Il y a néanmoins plus sérieux que cette pantalonnade : l’armée syrienne, dans sa traque des groupes armés, évolue au contact de la frontière turque. Et de la province turque – mais revendiquée historiquement par Damas – du Hatay, où les troupes d’Ankara entament, ce mercredi 5 octobre, des manoeuvres devant s’étaler sur neuf jours, et où Erdogan a annoncé sa visite prochaine, en même temps que des sanctions contre la Syrie. La région demeure donc une zone à risques, même si nous répétons que M. Erdogan n’a pas les moyens de s’offrir une guerre avec la Syrie, même avec l’amical soutien de Washington, de Paris et de Bruxelles. C’est aussi dans ce district du Hatay que sont implantés les camps de réfugiés syriens, un peu sortis de l’actualité depuis deux, trois mois : à ce sujet, Reuters nous apprend que ceux-ci seraient au nombre de 7 000. Et donc, compte tenu des mensonges conjoints des autorités turques, des opposants syriens et des journalistes occidentaux, ce chiffre doit évidemment être revu à la baisse : dans quelles proportions, c’est la seule question.

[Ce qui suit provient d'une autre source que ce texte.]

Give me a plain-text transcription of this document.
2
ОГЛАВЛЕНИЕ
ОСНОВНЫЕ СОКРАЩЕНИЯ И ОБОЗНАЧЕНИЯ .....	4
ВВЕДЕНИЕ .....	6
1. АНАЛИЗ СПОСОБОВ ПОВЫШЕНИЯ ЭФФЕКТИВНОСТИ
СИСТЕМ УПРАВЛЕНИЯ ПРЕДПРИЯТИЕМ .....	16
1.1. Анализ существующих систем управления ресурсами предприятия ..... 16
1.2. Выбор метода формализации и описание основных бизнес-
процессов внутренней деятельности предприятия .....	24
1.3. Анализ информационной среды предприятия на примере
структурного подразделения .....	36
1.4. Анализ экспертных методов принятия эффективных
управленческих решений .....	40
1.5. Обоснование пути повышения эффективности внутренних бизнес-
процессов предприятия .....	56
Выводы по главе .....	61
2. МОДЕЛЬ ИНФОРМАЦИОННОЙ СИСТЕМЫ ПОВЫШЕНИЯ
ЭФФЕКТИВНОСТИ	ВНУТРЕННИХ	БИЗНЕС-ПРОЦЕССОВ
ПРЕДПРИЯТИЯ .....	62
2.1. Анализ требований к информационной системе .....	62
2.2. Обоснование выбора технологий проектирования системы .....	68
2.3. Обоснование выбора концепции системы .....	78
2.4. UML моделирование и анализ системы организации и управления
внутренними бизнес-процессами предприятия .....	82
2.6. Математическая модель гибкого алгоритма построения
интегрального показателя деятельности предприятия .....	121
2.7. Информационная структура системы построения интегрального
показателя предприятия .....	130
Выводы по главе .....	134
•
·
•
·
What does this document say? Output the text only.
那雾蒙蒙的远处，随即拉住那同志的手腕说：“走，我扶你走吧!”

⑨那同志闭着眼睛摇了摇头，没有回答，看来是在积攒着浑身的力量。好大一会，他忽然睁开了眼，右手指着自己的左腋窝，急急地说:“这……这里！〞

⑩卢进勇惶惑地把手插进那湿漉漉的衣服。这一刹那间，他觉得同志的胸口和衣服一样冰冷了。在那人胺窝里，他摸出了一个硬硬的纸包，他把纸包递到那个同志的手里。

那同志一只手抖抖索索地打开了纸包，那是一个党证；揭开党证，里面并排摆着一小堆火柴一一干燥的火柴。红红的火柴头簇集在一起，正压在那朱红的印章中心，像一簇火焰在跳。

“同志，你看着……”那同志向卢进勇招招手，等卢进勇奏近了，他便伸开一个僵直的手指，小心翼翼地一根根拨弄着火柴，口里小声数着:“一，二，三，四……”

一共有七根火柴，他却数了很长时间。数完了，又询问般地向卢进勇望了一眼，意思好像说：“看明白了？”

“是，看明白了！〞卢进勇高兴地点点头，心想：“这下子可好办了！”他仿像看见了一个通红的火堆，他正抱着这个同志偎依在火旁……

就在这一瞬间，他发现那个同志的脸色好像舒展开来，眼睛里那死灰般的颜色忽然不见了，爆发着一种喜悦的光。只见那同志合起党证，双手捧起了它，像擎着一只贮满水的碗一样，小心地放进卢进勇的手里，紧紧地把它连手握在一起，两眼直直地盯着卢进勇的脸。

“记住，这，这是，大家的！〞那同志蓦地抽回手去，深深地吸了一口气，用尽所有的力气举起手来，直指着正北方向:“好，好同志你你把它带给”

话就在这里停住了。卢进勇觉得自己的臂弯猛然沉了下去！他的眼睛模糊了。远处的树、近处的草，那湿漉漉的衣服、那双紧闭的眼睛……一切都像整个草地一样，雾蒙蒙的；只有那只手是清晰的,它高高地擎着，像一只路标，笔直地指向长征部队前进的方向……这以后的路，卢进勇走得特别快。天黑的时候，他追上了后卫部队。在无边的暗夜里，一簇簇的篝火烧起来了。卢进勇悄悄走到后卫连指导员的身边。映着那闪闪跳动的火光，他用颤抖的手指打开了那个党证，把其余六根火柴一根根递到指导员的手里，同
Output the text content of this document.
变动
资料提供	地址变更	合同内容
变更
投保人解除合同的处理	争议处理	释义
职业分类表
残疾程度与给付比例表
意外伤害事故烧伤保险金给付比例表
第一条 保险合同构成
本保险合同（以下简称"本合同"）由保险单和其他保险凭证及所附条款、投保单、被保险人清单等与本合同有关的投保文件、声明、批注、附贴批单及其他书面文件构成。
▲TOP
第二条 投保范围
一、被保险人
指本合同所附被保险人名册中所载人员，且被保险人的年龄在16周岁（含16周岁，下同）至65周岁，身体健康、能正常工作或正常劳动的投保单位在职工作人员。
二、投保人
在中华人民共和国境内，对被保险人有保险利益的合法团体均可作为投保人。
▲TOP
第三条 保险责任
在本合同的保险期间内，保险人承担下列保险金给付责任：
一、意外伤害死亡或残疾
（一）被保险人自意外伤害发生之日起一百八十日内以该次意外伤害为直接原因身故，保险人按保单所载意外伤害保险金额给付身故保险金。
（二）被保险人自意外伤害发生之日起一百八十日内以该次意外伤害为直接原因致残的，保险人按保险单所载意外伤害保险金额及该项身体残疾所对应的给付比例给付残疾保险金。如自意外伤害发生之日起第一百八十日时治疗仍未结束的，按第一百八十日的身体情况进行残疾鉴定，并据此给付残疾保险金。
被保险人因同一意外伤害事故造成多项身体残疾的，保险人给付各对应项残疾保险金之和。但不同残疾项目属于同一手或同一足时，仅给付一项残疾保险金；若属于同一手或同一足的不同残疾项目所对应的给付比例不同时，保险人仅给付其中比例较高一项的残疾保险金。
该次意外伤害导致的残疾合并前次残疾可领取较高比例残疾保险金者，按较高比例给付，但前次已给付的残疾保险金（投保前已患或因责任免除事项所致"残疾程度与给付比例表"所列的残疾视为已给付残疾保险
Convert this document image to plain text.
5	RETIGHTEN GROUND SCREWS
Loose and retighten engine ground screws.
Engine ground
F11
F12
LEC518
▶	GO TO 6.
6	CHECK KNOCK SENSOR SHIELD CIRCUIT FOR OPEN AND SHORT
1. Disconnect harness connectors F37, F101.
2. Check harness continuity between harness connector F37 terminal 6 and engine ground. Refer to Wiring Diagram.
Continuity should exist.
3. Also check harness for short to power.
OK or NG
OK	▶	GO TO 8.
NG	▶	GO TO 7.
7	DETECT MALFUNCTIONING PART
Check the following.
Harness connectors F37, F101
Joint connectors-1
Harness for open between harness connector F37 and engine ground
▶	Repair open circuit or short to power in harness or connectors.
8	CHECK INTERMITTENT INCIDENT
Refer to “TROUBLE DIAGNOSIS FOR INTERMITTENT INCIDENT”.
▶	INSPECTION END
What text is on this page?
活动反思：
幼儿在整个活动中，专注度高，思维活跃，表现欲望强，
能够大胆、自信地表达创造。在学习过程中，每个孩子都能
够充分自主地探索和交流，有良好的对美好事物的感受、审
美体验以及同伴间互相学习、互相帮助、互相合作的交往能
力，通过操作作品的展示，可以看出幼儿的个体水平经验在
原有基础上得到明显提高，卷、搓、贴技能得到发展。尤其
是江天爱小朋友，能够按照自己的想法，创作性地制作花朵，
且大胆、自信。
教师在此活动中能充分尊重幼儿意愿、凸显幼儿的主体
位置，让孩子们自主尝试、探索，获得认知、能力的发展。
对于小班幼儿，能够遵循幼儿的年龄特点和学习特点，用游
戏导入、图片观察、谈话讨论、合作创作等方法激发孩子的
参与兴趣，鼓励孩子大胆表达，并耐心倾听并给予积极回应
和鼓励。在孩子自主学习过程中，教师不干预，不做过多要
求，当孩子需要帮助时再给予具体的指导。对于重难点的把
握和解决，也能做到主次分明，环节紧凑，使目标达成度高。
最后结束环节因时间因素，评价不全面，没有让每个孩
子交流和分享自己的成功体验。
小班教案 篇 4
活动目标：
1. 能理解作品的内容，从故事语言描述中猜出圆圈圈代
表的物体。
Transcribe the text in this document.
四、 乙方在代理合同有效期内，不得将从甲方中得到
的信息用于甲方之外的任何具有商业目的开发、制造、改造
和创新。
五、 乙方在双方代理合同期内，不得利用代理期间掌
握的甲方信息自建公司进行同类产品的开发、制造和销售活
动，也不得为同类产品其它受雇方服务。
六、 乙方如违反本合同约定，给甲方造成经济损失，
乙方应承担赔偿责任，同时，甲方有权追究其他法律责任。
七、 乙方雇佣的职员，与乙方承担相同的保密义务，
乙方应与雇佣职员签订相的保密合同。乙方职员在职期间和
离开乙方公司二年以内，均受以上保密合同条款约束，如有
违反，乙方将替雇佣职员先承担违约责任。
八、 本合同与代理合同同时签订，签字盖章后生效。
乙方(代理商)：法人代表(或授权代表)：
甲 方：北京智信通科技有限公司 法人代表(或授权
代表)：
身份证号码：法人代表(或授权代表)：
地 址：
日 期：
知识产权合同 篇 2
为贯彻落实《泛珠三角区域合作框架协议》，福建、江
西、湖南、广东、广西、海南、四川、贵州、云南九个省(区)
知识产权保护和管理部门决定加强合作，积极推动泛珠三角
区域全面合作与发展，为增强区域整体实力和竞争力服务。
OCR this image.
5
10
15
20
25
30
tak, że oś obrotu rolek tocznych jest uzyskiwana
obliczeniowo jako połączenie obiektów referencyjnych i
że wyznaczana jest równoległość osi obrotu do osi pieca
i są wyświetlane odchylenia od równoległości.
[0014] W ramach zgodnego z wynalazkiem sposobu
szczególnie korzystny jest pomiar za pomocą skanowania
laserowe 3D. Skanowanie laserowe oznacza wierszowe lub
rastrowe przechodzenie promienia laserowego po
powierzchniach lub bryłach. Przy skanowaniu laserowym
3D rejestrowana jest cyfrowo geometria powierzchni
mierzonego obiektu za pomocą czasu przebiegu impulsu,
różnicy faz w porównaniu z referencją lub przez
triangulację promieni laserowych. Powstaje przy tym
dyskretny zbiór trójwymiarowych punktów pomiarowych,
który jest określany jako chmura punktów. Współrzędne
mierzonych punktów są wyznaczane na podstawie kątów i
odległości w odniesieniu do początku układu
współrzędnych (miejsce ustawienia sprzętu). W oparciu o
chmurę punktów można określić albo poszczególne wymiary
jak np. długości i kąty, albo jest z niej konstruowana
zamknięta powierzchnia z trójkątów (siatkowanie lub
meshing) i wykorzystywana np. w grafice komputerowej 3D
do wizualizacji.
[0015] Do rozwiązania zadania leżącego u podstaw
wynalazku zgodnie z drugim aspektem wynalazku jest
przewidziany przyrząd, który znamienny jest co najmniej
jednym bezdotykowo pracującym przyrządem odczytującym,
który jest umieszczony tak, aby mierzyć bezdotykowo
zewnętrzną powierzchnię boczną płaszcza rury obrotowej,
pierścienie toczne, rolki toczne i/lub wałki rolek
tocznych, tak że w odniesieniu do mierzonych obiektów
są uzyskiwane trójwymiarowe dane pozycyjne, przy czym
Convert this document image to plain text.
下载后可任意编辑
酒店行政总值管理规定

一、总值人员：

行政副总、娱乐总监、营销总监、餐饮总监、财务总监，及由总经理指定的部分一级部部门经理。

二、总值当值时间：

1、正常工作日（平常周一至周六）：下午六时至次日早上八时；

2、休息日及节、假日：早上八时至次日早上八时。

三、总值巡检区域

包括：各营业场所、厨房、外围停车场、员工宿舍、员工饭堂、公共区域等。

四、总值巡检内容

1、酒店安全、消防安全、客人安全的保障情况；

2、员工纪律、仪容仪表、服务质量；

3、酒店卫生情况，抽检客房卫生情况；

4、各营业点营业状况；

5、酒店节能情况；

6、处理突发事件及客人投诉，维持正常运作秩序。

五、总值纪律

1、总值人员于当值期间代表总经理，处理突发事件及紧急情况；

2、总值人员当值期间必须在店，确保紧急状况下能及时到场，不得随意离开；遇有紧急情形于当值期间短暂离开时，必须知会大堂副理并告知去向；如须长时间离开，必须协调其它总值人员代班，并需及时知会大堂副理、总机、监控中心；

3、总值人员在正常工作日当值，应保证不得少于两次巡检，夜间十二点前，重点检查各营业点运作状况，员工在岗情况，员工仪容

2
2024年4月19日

Pour en revenir à I-Télé et au sympathique (au demeurant) Victor Robert, on ne peut que constater une énième fois, chez nos élites journalistiques, l’éternel cocktail d’ignorance, de bonne conscience et de sensationnalisme qui fait les meilleures désinformations. Mais, après tout, la vérité se joue sur le terrain, pas sur les plateaux d’I-Télé…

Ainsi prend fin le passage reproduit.